La poésie est également nécessaire lorsqu'elle a une portée politique et se fait résistance. Comme le rappelle l'astrophysicien et philosophe Aurélien Barrau, le poétique peut aussi devenir "enchanteur, libérateur et salvateur" par rapport aux grands enjeux actuels (3).

Une voie plus humaine

Pour Edgar Morin, sortir du consumérisme ne passe pas par une politique d'austérité. Le philosophe suggère d'emprunter plutôt la voie de la tempérance, qui rejoint le concept de la "sobriété heureuse" cher à Pierre Rabhi. "La tempérance s'accommode des excès des fêtes, festins, anniversaires qui scandent d'intense poésie la prose de la vie quotidienne. Il s'agit de substituer à l'hégémonie de la quantité l'hégémonie de la qualité ; à l'obsession du plus, l'obsession du mieux."
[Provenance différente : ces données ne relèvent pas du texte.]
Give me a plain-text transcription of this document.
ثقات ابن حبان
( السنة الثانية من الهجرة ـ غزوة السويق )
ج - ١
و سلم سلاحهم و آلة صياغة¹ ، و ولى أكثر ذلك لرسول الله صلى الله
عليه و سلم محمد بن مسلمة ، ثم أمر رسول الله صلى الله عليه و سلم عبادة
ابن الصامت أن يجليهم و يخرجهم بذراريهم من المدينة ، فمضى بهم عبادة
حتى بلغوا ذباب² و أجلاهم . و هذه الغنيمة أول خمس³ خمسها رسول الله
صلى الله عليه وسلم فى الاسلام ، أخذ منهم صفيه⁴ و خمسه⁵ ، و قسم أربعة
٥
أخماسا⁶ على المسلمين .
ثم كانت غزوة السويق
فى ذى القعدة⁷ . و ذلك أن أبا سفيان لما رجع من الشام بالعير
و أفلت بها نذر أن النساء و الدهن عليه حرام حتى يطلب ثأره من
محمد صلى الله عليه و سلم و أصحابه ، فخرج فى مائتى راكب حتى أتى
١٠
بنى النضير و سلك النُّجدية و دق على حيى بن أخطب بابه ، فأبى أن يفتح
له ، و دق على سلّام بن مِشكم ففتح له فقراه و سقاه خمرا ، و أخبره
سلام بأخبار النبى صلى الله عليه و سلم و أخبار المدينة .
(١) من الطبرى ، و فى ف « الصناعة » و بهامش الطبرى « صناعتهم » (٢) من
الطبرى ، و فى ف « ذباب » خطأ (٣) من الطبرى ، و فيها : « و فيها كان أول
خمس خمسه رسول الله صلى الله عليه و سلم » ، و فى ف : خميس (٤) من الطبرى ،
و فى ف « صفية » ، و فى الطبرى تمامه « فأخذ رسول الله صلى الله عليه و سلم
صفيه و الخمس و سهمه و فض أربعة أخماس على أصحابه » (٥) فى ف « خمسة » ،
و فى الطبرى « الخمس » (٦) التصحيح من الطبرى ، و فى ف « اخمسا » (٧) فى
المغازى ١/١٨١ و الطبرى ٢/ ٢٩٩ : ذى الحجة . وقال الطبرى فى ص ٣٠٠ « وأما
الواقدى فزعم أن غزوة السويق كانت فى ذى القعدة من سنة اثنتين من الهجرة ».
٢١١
Il nous faut réapprendre à célébrer la beauté de la vie donc, mais aussi renouer avec notre pouvoir expressif et créateur, comme nous y invite le conseiller politique Nicolas Matyjasik :"Ralentir dans un monde qui accélère / Déconstruire dans un monde qui ne pense qu’à bâtir / Dire qu’une autre manière de vivre ensemble est possible / Qu’un autre imaginaire existe / Cet entêtement à ne pas se résigner devant l’injustice / Ne pas abdiquer face aux pouvoirs / Nous ne résisterons qu’avec cette lumière / Celle d’un espoir, d’un ailleurs / La poésie nous transporte, nous emmène à destination." (4)

"L'espoir est dans la poursuite du réveil des esprits qu'aura stimulé l'expérience de la méga-crise mondiale", conclut Edgar Morin. Pour réduire le pouvoir des oligarchies économiques, une réforme est indispensable, dit-il. Elle passera, selon lui, par une "conscience des consommateurs, s'amplifiant et se généralisant, qui sélectionneraient de plus en plus leurs achats". Cette nouvelle conscience favoriserait les circuits courts et les modes de production plus durables. Elle tracerait une autre voie, plus humaine, plus respectueuse de la vie et plus saine. Elle consisterait à devenir un peu moins consommateurs, et un peu plus poètes.


(1) Changeons de voie. Les leçons du coronavirus, Edgar Morin, Éd. Denoël, 2020.
(2) Frères d'âme. Entretien avec Denis Lafay, Edgar Morin et Pierre Rabhi, Éd. de l'Aube, 2021.
(3) "Résistances poétiques" par Aurélien Barrau, tribune parue dans Libération le 20 octobre 2019.
(4) Extrait de "Lettre à Aurélien Barrau et à ses 'résistancespoétiques'", par Nicolas Matyjasik, tribune parue dans Libération le 24 octobre 2019.